How does SiteSpect handle robots, bots, and crawlers?

Reverse-Proxy Implementations

For reverse-proxy implementations SiteSpect identifies requests from robots and crawlers using a known list outlined on passthrough and Automatic Robot Detection (ARD) that excludes them from any Campaign data. If you are using the SiteSpect Engine API then the approach will differ and you can find more information on this use case here.

ARD is a SiteSpect feature that provides very accurate detection of robots, crawlers, and other User-Agents that do not explicitly identify themselves as such. These are often referred to as cloaked robots since they masquerade as official browsers, and are not filtered by SiteSpect's explicit Pass-Through settings.

The ARD feature works by inserting a short block of JavaScript code into the first web page viewed by the user (or robot). When viewed by a legitimate web browser (operated by a human), the JavaScript code runs and signals to SiteSpect that the browser executed the code and also accepted SiteSpect's tracking cookies. But, if SiteSpect inserts the JavaScript and does not receive the signal, then it knows that the user is a robot who should be filtered because it did not execute JavaScript and/or pass back the tracking cookies.

To use the ARD feature, which requires system administrator privileges:

  1. Select SiteConfigurationSite Settings.
  2. Select the User Tracking tab and scroll to Automatic Robot Detection settings.

Robot Detection Location

Robot Detection Location determines where you want to inject the JavaScript code. The choices are:

  • Prepend to top of page – This is the recommended (and default) setting, and accurately filters robots while still capturing even those users who quickly enter/exit a site (i.e., a bounce). The test code is inserted just after the opening of the <head> tag where available, or at the top of the page otherwise.
  • Append to bottom of page – This accurately filters robots and most rapid bounces where a human user clicks to a site, views only one page, then quickly presses their "back button" to return to the referring page (typically a search engine). You may want to use this setting if you do not want rapid bounces counted towards your Campaign data. The test code is inserted just before the end of the tag where available, or at the end of the page otherwise.
  • Append to absolute bottom of page – Similar to the prior option, but only attempts to append the test code to the end of the page. This option is recommended only for Sites where the prior two options are problematic.
  • Off – ARD is disabled, and only those robots that are explicitly filtered by pass-through settings or HTTP Request Exclusions are caught. When ARD is disabled, its settings lower on this page are not visible.

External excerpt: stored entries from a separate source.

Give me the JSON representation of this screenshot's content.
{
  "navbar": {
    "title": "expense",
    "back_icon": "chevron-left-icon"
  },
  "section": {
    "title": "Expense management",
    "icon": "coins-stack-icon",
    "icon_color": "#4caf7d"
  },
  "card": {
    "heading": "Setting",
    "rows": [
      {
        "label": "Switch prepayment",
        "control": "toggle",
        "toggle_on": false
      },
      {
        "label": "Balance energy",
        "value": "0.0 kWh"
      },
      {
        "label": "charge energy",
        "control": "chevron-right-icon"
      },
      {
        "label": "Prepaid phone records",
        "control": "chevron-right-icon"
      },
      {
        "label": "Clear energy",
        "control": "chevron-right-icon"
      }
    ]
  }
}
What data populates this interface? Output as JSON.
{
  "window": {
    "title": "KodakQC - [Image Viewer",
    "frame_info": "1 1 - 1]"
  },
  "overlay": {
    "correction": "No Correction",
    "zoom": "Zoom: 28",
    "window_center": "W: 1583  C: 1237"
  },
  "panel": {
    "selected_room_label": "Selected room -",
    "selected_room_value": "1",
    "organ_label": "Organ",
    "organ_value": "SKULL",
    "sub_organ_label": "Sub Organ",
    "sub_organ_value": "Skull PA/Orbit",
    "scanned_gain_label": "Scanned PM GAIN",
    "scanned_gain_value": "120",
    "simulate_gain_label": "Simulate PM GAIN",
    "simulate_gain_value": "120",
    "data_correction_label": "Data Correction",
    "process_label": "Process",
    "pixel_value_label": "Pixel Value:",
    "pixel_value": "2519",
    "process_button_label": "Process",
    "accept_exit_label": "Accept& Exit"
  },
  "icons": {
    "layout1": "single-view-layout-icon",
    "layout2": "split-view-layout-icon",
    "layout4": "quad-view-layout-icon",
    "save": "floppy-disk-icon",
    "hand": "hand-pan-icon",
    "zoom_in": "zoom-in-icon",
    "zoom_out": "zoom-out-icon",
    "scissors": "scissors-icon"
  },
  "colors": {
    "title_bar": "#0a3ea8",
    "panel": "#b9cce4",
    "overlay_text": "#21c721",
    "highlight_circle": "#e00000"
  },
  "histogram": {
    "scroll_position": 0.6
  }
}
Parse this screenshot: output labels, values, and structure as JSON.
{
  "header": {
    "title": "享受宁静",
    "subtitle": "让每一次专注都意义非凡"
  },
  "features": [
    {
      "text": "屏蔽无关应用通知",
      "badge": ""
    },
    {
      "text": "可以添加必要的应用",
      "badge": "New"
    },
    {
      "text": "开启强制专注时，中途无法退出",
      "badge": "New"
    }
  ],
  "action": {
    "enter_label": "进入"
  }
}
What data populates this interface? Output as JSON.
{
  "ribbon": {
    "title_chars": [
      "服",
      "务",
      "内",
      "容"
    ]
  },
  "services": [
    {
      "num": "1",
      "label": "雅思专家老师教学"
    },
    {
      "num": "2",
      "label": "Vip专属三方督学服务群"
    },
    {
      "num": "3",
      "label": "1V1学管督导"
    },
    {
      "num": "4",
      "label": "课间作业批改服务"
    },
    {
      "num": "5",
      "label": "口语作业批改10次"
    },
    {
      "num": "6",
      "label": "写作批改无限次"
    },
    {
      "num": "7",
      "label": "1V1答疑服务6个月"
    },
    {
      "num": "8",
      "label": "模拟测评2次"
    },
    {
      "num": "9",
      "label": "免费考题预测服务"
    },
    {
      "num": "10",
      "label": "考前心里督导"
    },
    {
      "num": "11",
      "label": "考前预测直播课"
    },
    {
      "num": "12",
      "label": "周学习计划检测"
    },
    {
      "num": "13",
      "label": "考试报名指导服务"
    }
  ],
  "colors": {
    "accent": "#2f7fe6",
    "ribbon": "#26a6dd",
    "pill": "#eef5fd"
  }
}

How does SiteSpect handle robots, bots, and crawlers - Automatic Robot Detection

Robot Detection Method

Select the method you want to use to inject SiteSpect's Automatic Robot Detection onto the page:

  • new Image() – This is a non-blocking method for injecting code onto the page using a new HTMLImageElement instance. While it does not block the drawing of the page or subsequent HTTP requests, it can block/delay the load event on the window.
  • AJAX () – This is a non-blocking method for injecting JavaScript code that allows a timeout (provided in milliseconds) to delay the Ajax call. When you select this option, a box opens allowing you to enter a number of milliseconds from 0 to 10000. The default is 0.
  • document.write() – We do not recommend this choice, since it is a blocking injection and will be deprecated soon.

How does SiteSpect handle robots, bots, and crawlers - Automatic Robot Detection II

Disable Robot Detection Header Name and Value

To indicate to SiteSpect that you do not want any robot detection on specific requests, use the Disable Robot Detection Header Name and Disable Robot Detection Header Value fields. When this header is present in a request, SiteSpect does not perform its usual bot check. Disabling robot detection is important for any AJAX or Mobile App requests, which normally never execute JavaScript, if you want SiteSpect to count them in Campaigns and not mark them as a bot.

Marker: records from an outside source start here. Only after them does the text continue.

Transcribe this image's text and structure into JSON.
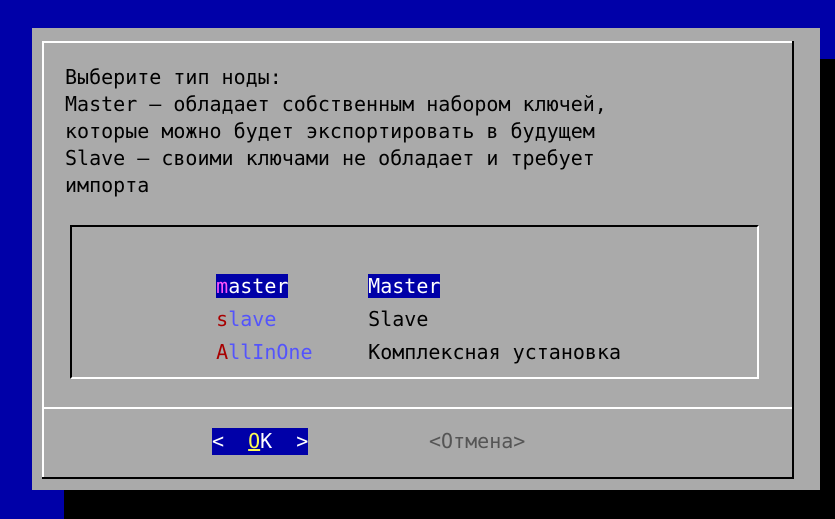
{
  "message_lines": [
    "Выберите тип ноды:",
    "Master – обладает собственным набором ключей,",
    "которые можно будет экспортировать в будущем",
    "Slave – своими ключами не обладает и требует",
    "импорта"
  ],
  "items": [
    {
      "tag_first": "m",
      "tag_rest": "aster",
      "desc": "Master",
      "selected": true
    },
    {
      "tag_first": "s",
      "tag_rest": "lave",
      "desc": "Slave",
      "selected": false
    },
    {
      "tag_first": "A",
      "tag_rest": "llInOne",
      "desc": "Комплексная установка",
      "selected": false
    }
  ],
  "buttons": {
    "ok_left": "<  ",
    "ok_hot": "O",
    "ok_rest": "K  >",
    "cancel": "<Отмена>"
  },
  "colors": {
    "screen_bg": "#0000a8",
    "dialog_bg": "#aaaaaa",
    "highlight_bg": "#0000a8",
    "hotkey": "#a80000",
    "tag_text": "#5454fc"
  }
}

IAB/ABC International Spiders and Bots List

In addition to the pass-through list and Automatic Robot Detection (ARD) for managing bots SiteSpect also supports bot detection through a managed list from IAB. The level of IAB detection required will depend on your SiteSpect configuration so please speak to your SiteSpect Consultant, Account Manager or email helpdesk@sitespect.com to discuss enabling this.

IAB

The robots and crawlers that SiteSpect identifies using the methods above are automatically excluded from the usage calculation pertaining to Visit entitlements.